The Carmelites are a group of religious of the Catholic Church. Their name derives from Mount Carmel, where their Order took its origin. Toward the end of the 12th century, many Crusaders settled on the western slopes of Mount Carmel, desirous of imitating Elijah the Prophet by living a hermit-like life in the caves of the mountain. Sometimes between 1206.1214, their Prior, St. Brocard, solicited a written rule of life from the Patriarch of Jerusalem, St. Albert. This act incorporated them into the diocese of Jerusalem and initiated the history of what was to become Carmelite Order. The hermits, who later took the name of Carmelites, then constructed a chapel for themselves in Wadi es-Siah (Mahane David), seven kilometers south of Haifa. Fr. Bagatti O.F.M. excavated the site, and the original chapel brought to light. In 1254, St. Louis conducted six Carmelites back with him from Mount Carmel to France, at the end of his first Crusade. From 1238. Onwards, the Carmelites began to found monasteries in Europe. Still, when St. John of Acre fell in 1291, they had to abandon the Holy Land. In 1631 the Venerable Fr. Prosper returned to Mount Carmel to restore the cradle of the Order in the name of the Discalced Carmelites. He built a small monastery on the point near the Lighthouse, where the Carmelites lived until 1767. They were then ordered by Daher El-Omar to quit the site and demolish their monastery.                                                                                 

The Carmelites moved to the present site, where they constructed a large church and monastery over a cave in which Elijah was said to have lived. To do so, they cleared the location of the ruins of a medieval church known as "the Abbey of St. Margaret,"  and an ancient chapel, most likely from Byzantine times.                                                        

The campaign of Napoleon (1799) led to the new church of the Carmelites being severely damaged. Sick and wounded French soldiers had been placed in the monastery. When Napoleon retreated, they were massacred by the Turks and driven out. When they could return, they gave the dead and honorable burial in the garden and elevated over the tomb a monument to their memory in the form of a pyramid. The sailors of the "Chateau-Renaud" forged an iron cross that was placed on top of the pyramid. In 1821, Abdallah Pasha of Acre ordered the ruined church to be destroyed.                                                                                                

Brother Casini undertook to build a new church and monastery, which was opened in 1836. Three years later, Pope Gregory XVI bestowed on the new sanctuary the title of Minor Basilica. It now goes by the name of "Stella Maris."                                                                     

The head of the beautiful statue of Our Lady of Mount Carmel above the High Altar is the work of Caraventa of Genoa (1820).

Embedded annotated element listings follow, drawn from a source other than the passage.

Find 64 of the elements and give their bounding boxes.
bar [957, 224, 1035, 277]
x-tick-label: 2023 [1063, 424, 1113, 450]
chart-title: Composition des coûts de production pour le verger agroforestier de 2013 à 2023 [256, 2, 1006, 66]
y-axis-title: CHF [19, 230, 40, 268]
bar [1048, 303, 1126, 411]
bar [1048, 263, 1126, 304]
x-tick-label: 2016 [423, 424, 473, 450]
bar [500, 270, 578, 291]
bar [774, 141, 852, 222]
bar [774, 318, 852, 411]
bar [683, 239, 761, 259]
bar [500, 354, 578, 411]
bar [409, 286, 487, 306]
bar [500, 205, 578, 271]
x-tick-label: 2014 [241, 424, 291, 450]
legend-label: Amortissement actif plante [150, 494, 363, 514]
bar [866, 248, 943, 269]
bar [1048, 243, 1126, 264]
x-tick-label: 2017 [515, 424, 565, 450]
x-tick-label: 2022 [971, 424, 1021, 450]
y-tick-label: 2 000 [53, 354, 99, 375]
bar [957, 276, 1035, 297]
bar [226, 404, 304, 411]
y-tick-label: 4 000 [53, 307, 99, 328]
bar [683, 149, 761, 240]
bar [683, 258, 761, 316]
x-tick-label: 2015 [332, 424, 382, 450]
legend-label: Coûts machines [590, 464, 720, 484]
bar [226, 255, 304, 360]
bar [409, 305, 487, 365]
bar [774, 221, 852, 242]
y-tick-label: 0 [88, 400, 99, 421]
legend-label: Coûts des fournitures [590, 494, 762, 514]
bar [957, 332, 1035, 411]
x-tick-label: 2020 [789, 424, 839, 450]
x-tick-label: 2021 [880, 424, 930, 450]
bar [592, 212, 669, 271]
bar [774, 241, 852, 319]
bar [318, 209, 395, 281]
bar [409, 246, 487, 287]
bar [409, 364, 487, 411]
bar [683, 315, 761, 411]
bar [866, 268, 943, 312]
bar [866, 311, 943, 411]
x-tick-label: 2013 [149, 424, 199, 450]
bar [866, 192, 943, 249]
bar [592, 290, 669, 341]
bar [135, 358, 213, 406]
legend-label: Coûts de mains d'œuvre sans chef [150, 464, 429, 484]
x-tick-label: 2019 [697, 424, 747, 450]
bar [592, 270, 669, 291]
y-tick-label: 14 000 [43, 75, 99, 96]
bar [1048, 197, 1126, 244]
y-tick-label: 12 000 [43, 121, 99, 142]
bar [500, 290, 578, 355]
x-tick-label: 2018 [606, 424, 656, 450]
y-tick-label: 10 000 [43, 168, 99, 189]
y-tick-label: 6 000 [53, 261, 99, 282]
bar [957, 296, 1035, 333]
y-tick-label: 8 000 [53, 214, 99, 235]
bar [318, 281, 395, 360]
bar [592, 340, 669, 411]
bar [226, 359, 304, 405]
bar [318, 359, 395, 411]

It was crowned in the Vatican, in the presence of Pope Pius VII, in 1823. About a hundred years later, a body was sculptured out of Cedar of Lebanon Wood and the statue blessed by Pope Pius XI before being sent back to the Holy Land.                             

The paintings in the dome made by Brother Luigi Poggi (1924-1928), the lay-brother of the monastery. They show Elijah elevated in his Chariot of Fire, King David playing his harp, the Saints of the Order, the Prophets Isaiah, Ezekiel, Daniel, and the Holy Family. Below them are depicted the four Evangelists. The base of the dome bears two texts from the Old Testament used in the Mass of Our Lady of Mount Carmel. The stained-glass windows portray Elijah in the desert and his Elevation in a fiery chariot.                                                                                      

After the First World War, the monastery was enlarged to the International College of Philosophy of the Order. It had to be closed down on account of the outbreak of hostilities in 1939. Today it houses an extension of the International College of Theology of The Carmelites in Rome. The old college has been transformed into a Pilgrim Hospice.

“The Sacrifice”

          The Carmelites have a small monastery at the place of Elijah’s Sacrifice, “El-Muhraqah,” about thirty kilometers from Haifa. There in the days of Ahab and Jezebel, Elijah erected an altar that invoked fire from heaven on the victims ( I Kings 17-19). The Kishon River, where the massacre of the prophets of Baal took place, flows near the mountain.                   

The Bible describes how, after the sacrifice. Elijah's servant saw a cloud from the top of the mountain, which brought rain and broke the prolonged drought. The Carmelites see in the cloud a symbol of the Blessed. Virgin Mary, whence arises their simultaneous devotion to Elijah and the Virgin.